Jaime mormorò, a sé stesso, qualcosa sulla loro totale assenza di umorismo, ma spiegò comunque la sua coperta sul lato lontano del letto. Non persero tempo prima di salirvi e lui fu colpito -soltanto un po’- da quanto fosse incredibilmente comodo non solo avere il morbido (anche se pungente) materasso di paglia sotto di loro, ma anche avere Brienne (non meno spinosa) premuta di lato, che irradiava calore. Inclinò la testa per riposare proprio contro la spalla di lei.

“Buonanotte, donzella”, sussurrò, soffocando una risata nel sentire lei che sospirava esasperata, e stava ancora sorridendo quando si addormentò di lì a poco.
 

                                                                               *****
 

Jaime si svegliò il mattino seguente nel momento in cui Brienne ansimò sgomenta nel suo orecchio e si allontanò, lasciando che l’aria gelida gli colpisse la schiena dove, fino a qualche attimo prima, lei lo stava abbracciando da dietro. Quella reazione gli fece capire che lei non lo aveva fatto di proposito e che quindi era abbastanza inorridita dall’accorgersi che era successo. Jaime rimase sdraiato lì, in silenzio, perché non voleva farla imbarazzare facendole sapere che, al contrario di lei, lui era consapevole di quanto lei si fosse stretta a lui, durante la notte.

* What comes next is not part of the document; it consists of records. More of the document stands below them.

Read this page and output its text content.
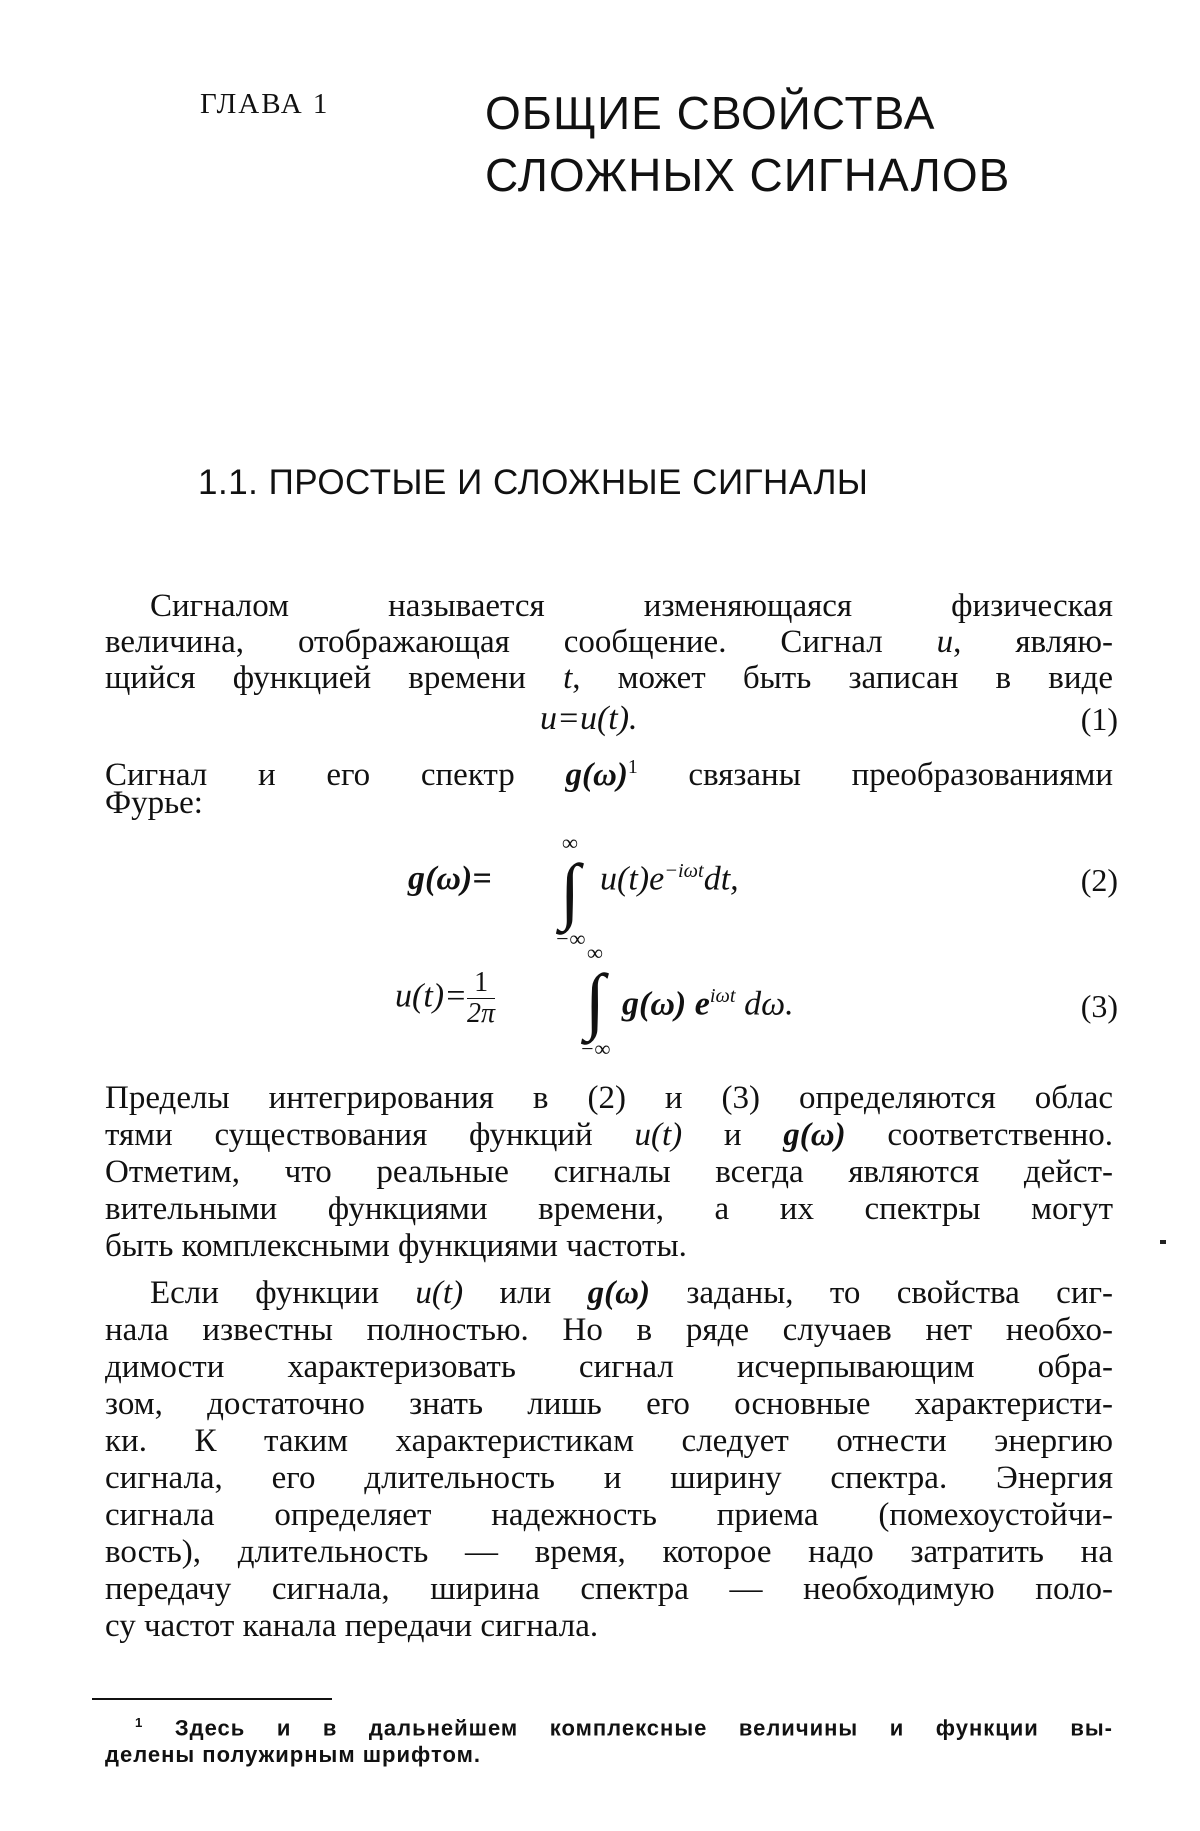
ГЛАВА 1	ОБЩИЕ СВОЙСТВА
СЛОЖНЫХ СИГНАЛОВ
1.1. ПРОСТЫЕ И СЛОЖНЫЕ СИГНАЛЫ
Сигналом называется изменяющаяся физическая
величина, отображающая сообщение. Сигнал u, являю-
щийся функцией времени t, может быть записан в виде
u=u(t).	(1)
Сигнал и его спектр $g(\omega)^1$ связаны преобразованиями
Фурье:
g(ω)=
∞
∫
−∞
$u(t)e^{-i\omega t}dt$,	(2)
$u(t)= \frac{1}{2\pi}$
∞
∫
−∞
g(ω) $e^{i\omega t}$ dω.	(3)
Пределы интегрирования в (2) и (3) определяются облас
тями существования функций u(t) и g(ω) соответственно.
Отметим, что реальные сигналы всегда являются дейст-
вительными функциями времени, а их спектры могут
быть комплексными функциями частоты.
Если функции u(t) или g(ω) заданы, то свойства сиг-
нала известны полностью. Но в ряде случаев нет необхо-
димости характеризовать сигнал исчерпывающим обра-
зом, достаточно знать лишь его основные характеристи-
ки. К таким характеристикам следует отнести энергию
сигнала, его длительность и ширину спектра. Энергия
сигнала определяет надежность приема (помехоустойчи-
вость), длительность — время, которое надо затратить на
передачу сигнала, ширина спектра — необходимую поло-
су частот канала передачи сигнала.
$^1$ Здесь и в дальнейшем комплексные величины и функции вы-
делены полужирным шрифтом.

E anche perché non voleva rivelarle in alcun modo la presenza dell’erezione che aveva cominciato a formarsi non appena si era svegliato e si era reso conto della posizione in cui erano finiti, e del senso di sicurezza e di comodità che provava dall’essere circondato da lei.

Stava diventando… complicato.

Beh, più complicato.

Jaime la guardò con occhi socchiusi mentre la sensazione del suo calore addosso si dissipava, e intanto lei si guardava intorno. Soddisfatta dal fatto che sia lui che Podrick fossero ancora addormentati, Brienne effettuò il cambio d’abiti più veloce che avesse mai visto. Veloce, si, e si era ricoperta in pochi secondi, ma non così veloce da permettere alla sua vista acuta di­ mancare la visione di profilo della sporgenza di un capezzolo increspato dal freddo e della pallida curva di vita e fianco mentre infilava i piedi e le gambe in nuovi calzoni. 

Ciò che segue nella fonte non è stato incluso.